At 03:10 ET (08:10 GMT), the US Dollar Index, which tracks the greenback against a basket of six other currencies, traded 0.1% higher at 105.705, having earlier climbed to its highest level in three months at 105.868.
Powell went in front of the Senate Banking Committee on Tuesday, and said that recent U.S. inflation and jobs data had been stronger than expected, and thus interest rates would likely have to increase by more than had seemed likely previously.
This resulted in U.S. Treasury yields surging higher, with two-year yields climbing past 5% for the first time since 2007, and a further inverting of the yield curve.
Powell returns to Capitol Hill later Wednesday, this time testifying to the House Financial Services Committee.
Ahead of this, there is more economic data to study, in the form of the February ADP nonfarm employment change and the JOLTS job openings for January.
These will provide clues about the health of the U.S. labor market ahead of Friday’s official jobs report, which is expected to show the economy added 200,000 jobs last month.
Elsewhere, EUR/USD traded largely unchanged at 1.0545, after earlier falling to a two-month low at 1.0525, recovering after German industrial production rebounded by more than expected in January, rising 3.5% on the month after a revised drop of 2.4% the prior month.
Recent data has tended to suggest that the Eurozone’s largest economy has weathered the storm of soaring energy prices better than had been feared.
That said, the country’s consumers are still under pressure, as retail sales fell 0.3% on the month in February, an improvement from the 5.3% drop in January but still below expectations.
European Central Bank President Christine Lagarde is scheduled to speak in Geneva later in the session, and her comments will be studied carefully for clues of future monetary policy.
GBP/USD edged lower to 1.1823, falling to multi-month lows following Powell’s hawkish comments, and could drop further in the coming months, according to Bank of England policy maker Catherine Mann.

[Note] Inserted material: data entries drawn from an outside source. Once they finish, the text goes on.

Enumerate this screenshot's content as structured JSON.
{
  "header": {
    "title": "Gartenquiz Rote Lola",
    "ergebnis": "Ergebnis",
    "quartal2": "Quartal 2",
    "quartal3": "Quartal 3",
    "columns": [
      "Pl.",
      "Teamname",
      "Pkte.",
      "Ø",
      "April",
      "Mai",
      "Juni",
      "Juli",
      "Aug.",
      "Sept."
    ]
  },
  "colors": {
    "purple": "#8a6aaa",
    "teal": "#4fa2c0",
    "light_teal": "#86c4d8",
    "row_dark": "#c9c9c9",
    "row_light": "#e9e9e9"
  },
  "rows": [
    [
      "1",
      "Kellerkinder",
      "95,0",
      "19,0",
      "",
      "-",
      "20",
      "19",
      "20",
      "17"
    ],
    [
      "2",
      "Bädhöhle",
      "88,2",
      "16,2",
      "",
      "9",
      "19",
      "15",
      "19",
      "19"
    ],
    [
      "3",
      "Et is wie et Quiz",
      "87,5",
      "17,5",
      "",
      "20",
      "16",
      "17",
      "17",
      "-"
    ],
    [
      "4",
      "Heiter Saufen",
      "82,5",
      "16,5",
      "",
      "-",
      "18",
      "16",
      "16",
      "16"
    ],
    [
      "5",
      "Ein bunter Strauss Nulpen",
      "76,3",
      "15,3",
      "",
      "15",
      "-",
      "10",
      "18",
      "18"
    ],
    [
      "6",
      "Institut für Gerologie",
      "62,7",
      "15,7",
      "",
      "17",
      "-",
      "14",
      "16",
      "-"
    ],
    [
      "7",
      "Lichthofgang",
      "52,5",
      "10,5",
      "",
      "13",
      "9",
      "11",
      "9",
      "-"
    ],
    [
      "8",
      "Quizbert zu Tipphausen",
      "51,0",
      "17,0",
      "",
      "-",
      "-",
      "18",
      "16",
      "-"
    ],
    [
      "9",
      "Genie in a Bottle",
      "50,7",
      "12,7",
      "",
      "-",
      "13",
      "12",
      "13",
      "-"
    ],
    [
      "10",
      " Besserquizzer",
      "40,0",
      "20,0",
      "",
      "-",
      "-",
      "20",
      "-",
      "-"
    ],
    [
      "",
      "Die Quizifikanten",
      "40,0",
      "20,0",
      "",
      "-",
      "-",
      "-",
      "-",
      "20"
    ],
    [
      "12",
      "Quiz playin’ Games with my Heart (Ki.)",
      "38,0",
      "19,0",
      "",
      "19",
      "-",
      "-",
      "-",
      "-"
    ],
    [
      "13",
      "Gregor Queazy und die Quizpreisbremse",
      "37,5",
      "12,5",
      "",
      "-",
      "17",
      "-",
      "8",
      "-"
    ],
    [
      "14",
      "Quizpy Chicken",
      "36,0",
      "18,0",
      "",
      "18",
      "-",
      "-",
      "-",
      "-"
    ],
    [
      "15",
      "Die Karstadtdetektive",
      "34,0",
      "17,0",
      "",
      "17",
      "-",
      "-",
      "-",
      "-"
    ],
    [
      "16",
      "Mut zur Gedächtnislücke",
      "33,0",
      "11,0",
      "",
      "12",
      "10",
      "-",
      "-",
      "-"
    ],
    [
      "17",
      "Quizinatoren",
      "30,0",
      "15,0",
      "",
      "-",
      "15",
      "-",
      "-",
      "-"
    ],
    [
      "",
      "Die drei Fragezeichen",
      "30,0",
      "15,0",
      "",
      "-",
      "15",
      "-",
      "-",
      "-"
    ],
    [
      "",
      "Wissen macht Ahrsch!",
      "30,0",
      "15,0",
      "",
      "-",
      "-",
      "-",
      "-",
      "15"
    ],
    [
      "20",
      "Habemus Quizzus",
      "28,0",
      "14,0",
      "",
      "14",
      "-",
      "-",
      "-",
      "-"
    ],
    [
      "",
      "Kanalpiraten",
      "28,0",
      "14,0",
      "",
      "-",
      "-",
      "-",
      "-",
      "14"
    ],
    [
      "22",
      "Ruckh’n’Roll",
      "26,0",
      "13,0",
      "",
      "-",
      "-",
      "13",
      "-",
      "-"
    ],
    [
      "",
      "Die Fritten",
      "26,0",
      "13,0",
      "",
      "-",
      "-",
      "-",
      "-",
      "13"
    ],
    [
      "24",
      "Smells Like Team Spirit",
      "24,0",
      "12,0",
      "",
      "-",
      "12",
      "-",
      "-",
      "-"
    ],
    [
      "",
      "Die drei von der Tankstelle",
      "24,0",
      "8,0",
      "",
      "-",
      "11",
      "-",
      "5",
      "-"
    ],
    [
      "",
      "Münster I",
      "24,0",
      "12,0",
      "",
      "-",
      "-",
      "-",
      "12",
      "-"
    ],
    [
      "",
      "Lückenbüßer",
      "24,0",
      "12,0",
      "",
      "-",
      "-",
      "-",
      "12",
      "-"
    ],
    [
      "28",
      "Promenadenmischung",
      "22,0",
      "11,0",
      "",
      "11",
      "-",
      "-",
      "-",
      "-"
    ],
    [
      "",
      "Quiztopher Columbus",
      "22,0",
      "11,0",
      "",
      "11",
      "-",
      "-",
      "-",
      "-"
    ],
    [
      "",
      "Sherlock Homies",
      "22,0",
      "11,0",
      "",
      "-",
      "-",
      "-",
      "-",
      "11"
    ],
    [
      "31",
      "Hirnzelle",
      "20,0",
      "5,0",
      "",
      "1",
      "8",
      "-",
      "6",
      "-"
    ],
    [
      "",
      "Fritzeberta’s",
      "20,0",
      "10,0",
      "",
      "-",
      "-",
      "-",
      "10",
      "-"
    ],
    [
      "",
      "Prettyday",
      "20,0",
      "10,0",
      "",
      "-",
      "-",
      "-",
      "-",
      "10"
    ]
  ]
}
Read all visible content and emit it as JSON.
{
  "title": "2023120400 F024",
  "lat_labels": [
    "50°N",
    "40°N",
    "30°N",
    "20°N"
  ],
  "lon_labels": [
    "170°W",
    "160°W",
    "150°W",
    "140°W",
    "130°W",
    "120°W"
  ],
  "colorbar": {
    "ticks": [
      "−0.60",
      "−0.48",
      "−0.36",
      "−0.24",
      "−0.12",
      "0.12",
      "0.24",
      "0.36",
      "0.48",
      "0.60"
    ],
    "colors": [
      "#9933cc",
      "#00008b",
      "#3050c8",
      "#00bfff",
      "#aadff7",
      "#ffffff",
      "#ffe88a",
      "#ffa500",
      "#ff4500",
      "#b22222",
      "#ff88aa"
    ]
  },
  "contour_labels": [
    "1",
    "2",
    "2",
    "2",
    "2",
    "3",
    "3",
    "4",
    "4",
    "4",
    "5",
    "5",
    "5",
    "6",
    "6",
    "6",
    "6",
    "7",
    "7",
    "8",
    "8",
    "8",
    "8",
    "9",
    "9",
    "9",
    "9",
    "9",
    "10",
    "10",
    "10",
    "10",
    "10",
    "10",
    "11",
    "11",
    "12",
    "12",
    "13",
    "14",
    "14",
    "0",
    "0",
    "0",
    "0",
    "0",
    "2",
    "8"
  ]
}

“There has been quite a hawkish tone coming from the Federal Reserve and ECB,” Mann said in an interview on Tuesday. “An important question in regards to the pound is how much of that existing hawkish tone is already priced into the pound. If Fed hawkishness is not priced in, the pound could fall further.”
USD/JPY rose 0.3% to 137.56 to a near three-month high, with the soaring U.S. yields weighing heavily on the yen, AUD/USD rose 0.2% to 0.6595, after sharp losses overnight, and USD/CNY rose 0.1% to 6.9708, nearing the significant 7-per-dollar level.